In response to speculation regarding potential mergers and acquisitions, particularly given the aggressive talent acquisition strategies of companies like Meta, OpenAI, and DeepMind, Humans& has firmly stated its commitment to independence. CEO Eric Zelikman affirmed their long-term vision: "We believe this is going to be a generational company, and we think that this has the potential to fundamentally change the future of how we interact with these models."
The future impact of a successful coordination model transcends simple productivity gains.
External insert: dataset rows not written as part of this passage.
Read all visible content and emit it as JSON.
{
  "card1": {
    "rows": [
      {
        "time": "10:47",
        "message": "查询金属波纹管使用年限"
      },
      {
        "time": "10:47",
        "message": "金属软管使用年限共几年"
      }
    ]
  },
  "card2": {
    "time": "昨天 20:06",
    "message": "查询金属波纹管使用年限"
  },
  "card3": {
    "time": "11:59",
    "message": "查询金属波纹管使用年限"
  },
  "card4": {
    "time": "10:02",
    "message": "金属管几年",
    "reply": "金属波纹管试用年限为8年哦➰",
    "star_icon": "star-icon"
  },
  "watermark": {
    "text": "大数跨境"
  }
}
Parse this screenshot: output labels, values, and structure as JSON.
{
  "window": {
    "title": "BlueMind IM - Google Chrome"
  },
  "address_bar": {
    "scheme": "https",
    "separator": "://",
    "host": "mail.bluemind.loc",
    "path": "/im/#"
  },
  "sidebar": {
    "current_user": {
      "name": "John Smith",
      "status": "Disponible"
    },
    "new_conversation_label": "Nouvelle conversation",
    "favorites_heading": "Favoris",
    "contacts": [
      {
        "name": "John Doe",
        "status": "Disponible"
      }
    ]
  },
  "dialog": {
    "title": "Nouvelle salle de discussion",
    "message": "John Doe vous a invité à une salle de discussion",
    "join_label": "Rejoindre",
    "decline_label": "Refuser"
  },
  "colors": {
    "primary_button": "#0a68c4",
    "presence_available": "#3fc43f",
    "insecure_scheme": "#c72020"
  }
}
It heralds a shift toward true "meta-AI" systems—intelligent entities capable of managing, mediating, and optimizing the actions of both human and digital agents within a complex organizational web. This type of AI could mitigate the inherent human biases and cognitive limitations that plague collective decision-making, offering an objective, context-aware arbiter for achieving collective goals. By focusing on deep relational memory and long-horizon planning, Humans& is not merely building a better chatbot; they are attempting to engineer the operational substrate of future digital societies, ensuring that as AI agents become ubiquitous, they do so within a framework that enhances, rather than disrupts, complex human collaboration. If they succeed, the $480 million seed round will be viewed not as a high-water mark for early-stage funding, but as the foundational investment in the AI infrastructure that governs how humans and machines will truly work together.